E. Kesimpulan Pada praktikum ini telah dilakukan pembuatan awetan kering dalam media pengawet resin (bioplastik). Terdapat tahap-tahap yang harus dilalui untuk menghasilkan sebuah blok bioresin, yakni: pematian spesimen, pengaturan posisi spesimen, pengeringan spesimen, pembuatan cetakan, penghalusan blok, dan finishing.
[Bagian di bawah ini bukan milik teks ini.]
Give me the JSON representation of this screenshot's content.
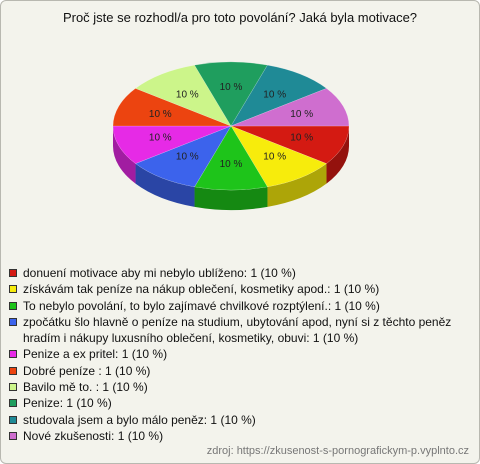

Setiap langkah tersebut harus dilakukan dengan cermat, akurat, dan hati-hati sebab akan berdampak terhadap produk yang dihasilkan. Pada praktikum ini, blok yang dihasilkan praktikan memiliki beberapa masalah. Pertama, adanya gelembung pada blok. Hal itu terjadi karena udara yang terjebak pada resin, keterangan klasifikasi, dan tubuh belalang. Untuk mengatasi hal ini, penuangan lapisan dan peletakan keterangan klasifikasi sebaiknya dilakukan sehati-hati mungkin. Solusi lain, adalah melakukan pemanasan. Dalam keadaan panas tersebut, gelembung udara akan keluar.

Masalah kedua adalah kesalahan penentuan bagian atas dan bawah blok. Bagian yang ditentukan sebagai bagian atas blok tidak rata sehingga mengganggu tampilan label dan belalang. Untuk mengatasinya, sebaiknya praktikan lebih cermat dalam menentukan bagian atas dan belakang blok. Masalah ketiga adalah terjadinya retakan pada blok yang dihasilkan. Penyebab retakan ini diduga disebabkan penambahan katalis yang terlalu banyak. Terlalu panas yang disebabkan terlalu banyak katalis dapat menyebabkan keretakan. Untuk mengurangi pemanasan yang berlebihan dapat dilakukan dengan menurunkan suhu ruangan atau panas yang dihasilkan ditransfer ke air denga cara direndam.

Daftar Pustaka Satino. 2011. Penyediaan Spesimen Awetan Sebagai Media Embelajaran Biologi. Diunduh dari http://staff.uny.ac.id/sites/default/files/tmp/Pelatihan%20Media%20Bioplastik%20 Untuk%20Guru.pdf pada tanggal 1 Januari 2013 pukul 08.00 WIB. Stellman, Jeanne Mager. 1998. Encyclopaedia of Occupational Health and Safety: Guides, Indexes, Directory. Geneva: International Labour Organization. Supriatno, Bambang. ____. Bioresin. Yogyakarta: UNY Tang, Muhamad dan Suendo, Veinardi Suendo. 2011. Pengaruh Penambahan Pelarut Organik Terhadap Tegangan Permukaan Larutan Sabun. In: Prosiding Simposium Nasional Inovasi Pembelajaran dan Sains 2011 (SNIPS 2011) 22-23 Juni 2011, Bandung, Indonesia.